Breaking Barriers: Celebrating African-American Firsts in the NFL

Breaking Barriers: Celebrating African-American Firsts in the NFL - partycasino

Today, African-American pro sports players have a strong presence in the NFL, making up 60-70% of its registered players. However, that wasn't always the case.

If it wasn't for a number of strong-minded individuals who were willing to fight the status quo, the NFL wouldn't be the diverse sport that it is today. October is Black History Month in Europe, so here's a look at some of the outstanding African-Americans who broke down barriers in the NFL and the firsts they achieved.

Kenny Washington

Born in 1918, Kenny Washington played college football at UCLA before becoming the first black player to sign a pro contract with the NFL in the post-World War II modern era. It was a time when signing black players was seen as controversial, and despite his talent, Washington was passed over many times. 

Eventually, the LA Rams signed Washington along with UCLA team-mate Woody Strode, breaking down the first barrier for African-Americans in the NFL. 

Interestingly, Washington played with Jackie Robinson at UCLA too. Robinson was a prolific all-rounder but later went on to be a huge MLB star and is credited for advancing race relations in baseball.

Burl Toler

Even though players are the undoubted stars, there needs to be an all-round change to end discrimination. This extends to the officials and referees, with Burl Toler paving the way for others to follow. 

Born in 1928, Toler was the first African-American official in the NFL. His career spanned 25 seasons as both a field judge and head linesmen, and he was well-respected by all in the industry. But it was his appointment as head linesman in 1965 that he will be remembered for and his appearance as an official in the 1980 Super Bowl. On both occasions, he broke records for being the first African-American linesman, a statistic that now seems unthinkable. 
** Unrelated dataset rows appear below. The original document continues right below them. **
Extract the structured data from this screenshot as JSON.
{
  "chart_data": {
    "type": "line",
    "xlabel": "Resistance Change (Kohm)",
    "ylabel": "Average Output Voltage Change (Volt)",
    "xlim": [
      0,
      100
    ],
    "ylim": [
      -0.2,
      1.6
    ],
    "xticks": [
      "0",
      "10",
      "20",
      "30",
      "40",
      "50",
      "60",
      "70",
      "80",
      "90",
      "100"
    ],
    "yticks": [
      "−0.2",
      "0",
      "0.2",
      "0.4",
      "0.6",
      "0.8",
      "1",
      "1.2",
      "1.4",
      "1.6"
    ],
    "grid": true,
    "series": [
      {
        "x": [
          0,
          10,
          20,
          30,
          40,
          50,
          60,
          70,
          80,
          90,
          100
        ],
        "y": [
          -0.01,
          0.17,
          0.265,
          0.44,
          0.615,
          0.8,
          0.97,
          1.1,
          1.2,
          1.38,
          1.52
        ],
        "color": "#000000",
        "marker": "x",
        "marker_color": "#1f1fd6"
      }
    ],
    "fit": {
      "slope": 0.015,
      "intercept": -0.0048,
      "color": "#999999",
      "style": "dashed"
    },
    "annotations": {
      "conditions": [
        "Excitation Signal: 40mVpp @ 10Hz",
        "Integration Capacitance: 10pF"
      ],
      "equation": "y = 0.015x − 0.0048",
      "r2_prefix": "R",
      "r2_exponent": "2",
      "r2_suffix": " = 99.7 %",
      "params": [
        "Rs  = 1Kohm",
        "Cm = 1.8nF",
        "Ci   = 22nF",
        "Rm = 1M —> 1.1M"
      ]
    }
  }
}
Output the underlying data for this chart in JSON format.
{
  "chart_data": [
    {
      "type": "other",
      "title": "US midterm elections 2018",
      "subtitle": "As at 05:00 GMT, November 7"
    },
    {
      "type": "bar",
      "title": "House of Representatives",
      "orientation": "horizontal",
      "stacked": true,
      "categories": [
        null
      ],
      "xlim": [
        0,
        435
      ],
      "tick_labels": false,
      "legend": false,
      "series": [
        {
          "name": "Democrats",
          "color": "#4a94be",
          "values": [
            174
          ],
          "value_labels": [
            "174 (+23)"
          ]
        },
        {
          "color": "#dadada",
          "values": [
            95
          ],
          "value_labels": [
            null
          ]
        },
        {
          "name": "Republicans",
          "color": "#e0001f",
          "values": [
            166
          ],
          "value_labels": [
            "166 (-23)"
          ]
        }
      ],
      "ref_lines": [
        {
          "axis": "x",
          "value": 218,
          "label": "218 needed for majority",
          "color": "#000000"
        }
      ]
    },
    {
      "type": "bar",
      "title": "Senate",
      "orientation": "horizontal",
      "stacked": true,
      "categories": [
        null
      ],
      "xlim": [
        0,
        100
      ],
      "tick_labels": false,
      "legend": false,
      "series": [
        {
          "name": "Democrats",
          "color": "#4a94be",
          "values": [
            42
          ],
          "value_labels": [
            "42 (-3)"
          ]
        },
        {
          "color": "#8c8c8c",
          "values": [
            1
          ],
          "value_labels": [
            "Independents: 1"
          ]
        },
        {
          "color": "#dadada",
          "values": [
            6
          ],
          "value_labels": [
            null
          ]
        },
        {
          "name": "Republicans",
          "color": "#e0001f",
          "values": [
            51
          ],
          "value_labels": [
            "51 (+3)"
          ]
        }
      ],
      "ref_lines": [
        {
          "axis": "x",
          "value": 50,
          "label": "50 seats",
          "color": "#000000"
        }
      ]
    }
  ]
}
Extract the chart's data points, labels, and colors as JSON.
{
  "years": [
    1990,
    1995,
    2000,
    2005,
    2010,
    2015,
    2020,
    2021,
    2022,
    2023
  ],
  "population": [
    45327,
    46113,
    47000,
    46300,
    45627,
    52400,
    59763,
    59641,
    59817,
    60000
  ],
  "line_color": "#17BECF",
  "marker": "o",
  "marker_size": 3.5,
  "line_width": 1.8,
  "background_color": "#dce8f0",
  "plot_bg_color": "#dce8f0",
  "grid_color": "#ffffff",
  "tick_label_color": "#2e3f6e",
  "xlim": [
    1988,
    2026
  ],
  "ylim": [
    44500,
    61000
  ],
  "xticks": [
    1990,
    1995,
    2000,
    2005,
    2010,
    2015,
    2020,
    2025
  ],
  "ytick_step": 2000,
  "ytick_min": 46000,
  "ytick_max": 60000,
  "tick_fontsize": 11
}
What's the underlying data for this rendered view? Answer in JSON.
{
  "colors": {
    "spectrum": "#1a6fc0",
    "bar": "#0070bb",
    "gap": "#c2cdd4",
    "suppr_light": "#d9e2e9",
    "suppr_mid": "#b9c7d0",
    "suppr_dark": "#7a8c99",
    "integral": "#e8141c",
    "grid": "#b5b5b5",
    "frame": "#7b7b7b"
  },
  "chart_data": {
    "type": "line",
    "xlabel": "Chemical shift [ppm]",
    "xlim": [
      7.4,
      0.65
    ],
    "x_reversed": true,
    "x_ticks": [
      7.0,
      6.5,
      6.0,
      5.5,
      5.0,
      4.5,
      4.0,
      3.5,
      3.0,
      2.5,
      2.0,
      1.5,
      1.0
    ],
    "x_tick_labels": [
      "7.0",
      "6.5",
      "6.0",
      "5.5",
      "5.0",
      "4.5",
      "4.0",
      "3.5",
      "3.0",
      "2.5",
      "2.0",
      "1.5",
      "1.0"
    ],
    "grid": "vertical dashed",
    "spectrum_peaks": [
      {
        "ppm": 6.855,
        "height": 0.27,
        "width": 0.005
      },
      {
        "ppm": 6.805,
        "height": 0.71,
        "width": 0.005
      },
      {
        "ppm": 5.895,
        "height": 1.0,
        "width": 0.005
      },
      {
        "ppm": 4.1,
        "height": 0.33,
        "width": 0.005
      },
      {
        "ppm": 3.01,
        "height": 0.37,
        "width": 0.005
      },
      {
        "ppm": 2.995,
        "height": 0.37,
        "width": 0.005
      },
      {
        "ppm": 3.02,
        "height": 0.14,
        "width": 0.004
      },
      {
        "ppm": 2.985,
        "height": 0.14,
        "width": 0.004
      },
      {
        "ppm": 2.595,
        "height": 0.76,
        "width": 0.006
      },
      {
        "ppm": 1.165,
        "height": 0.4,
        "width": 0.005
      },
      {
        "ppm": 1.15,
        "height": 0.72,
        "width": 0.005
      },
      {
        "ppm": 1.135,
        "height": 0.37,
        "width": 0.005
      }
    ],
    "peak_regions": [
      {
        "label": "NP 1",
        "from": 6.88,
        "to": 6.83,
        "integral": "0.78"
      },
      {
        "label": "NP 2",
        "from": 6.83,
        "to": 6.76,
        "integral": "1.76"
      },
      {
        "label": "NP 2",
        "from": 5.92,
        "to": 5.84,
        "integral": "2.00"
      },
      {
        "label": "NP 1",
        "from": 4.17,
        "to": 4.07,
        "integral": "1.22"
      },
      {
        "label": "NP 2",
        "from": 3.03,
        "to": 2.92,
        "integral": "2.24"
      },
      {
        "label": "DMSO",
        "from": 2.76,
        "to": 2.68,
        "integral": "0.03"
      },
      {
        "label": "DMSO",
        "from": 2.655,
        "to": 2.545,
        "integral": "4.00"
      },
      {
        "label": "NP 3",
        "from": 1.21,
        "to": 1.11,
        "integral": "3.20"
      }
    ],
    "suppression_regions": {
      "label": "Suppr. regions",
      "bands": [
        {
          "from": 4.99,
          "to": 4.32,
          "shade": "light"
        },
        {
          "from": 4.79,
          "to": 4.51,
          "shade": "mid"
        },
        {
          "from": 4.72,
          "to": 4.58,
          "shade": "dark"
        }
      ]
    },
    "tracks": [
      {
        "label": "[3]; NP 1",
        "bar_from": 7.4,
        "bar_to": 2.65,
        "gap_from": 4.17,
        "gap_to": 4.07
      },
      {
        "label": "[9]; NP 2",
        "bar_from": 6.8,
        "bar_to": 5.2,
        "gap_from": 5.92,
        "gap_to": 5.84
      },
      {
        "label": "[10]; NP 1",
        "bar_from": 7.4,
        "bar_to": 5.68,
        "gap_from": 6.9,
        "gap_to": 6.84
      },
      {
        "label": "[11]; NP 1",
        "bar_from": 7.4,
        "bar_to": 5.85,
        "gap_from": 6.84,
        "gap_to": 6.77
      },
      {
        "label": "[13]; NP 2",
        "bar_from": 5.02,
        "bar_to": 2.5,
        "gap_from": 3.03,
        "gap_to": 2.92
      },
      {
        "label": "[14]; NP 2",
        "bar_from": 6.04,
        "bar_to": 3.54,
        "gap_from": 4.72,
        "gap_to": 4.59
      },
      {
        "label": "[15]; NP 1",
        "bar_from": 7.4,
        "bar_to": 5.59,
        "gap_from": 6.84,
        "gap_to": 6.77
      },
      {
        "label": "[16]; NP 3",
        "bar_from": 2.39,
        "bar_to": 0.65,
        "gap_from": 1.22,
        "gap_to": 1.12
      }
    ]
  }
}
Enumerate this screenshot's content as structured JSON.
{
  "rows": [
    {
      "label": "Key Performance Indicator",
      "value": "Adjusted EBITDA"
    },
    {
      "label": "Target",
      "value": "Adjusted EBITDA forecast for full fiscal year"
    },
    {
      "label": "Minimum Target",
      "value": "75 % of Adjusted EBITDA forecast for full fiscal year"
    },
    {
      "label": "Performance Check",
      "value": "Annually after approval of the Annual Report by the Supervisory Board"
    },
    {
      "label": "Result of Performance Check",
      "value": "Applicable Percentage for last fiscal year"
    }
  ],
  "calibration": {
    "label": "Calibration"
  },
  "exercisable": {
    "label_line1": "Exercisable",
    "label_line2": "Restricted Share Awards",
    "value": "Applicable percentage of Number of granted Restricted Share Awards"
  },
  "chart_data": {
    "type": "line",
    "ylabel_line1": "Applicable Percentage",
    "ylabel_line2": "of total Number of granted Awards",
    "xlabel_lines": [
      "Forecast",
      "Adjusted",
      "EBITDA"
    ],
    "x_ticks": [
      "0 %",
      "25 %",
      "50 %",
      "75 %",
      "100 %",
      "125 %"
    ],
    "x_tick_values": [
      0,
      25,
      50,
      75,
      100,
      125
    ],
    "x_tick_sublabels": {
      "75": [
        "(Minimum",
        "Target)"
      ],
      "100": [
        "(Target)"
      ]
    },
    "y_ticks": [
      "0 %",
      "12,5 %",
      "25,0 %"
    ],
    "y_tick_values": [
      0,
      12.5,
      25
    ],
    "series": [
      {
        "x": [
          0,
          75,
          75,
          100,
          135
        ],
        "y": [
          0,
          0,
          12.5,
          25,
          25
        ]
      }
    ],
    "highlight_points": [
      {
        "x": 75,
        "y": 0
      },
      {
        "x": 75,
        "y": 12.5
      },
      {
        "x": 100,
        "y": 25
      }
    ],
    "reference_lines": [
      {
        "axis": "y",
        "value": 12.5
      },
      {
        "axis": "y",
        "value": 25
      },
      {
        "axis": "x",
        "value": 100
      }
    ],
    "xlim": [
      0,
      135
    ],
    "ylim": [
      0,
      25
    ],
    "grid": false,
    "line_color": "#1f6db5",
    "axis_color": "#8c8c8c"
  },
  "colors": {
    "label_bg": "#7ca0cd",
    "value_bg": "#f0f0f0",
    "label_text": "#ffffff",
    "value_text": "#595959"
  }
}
For Toler's efforts, expertise and commitment to breaking down racial discrimination in the sport, he was admitted to the Hall of Fame. 

A special mention here also goes to Johnny Grier, who became the first African-American referee in the NFL.

Emlen Tunnell

Known by the nickname of The Gremlin, Emlen Tunnell was a pro footballer who played for the New York Giants and Green Bay Packers before going on to coach. During the 14 seasons he played in the NFL (1948-1961), his record was startling. He played in nine Pro Bowls, was chosen for the All-Pro six times, was a double NFL champion, and held records for interceptions, punt return yards, interception return yards, and punt returns on retirement. 

It would have been impossible not to enshrine Emlen Tunnell into the Hall of Fame with such an outstanding record. In 1967, he became the first African-American to feature in the Hall of Fame, a critical watershed moment in black history. 

In addition to all of the above, Tunnell was also the first African-American to play for the New York Giants when he signed for them in 1948. To get that opportunity, he'd hiked from his family home to speak to the son of the Giants founder and request a try-out. A trailblazer in every way, Tunnell has a revered place in African-American history within the NFL.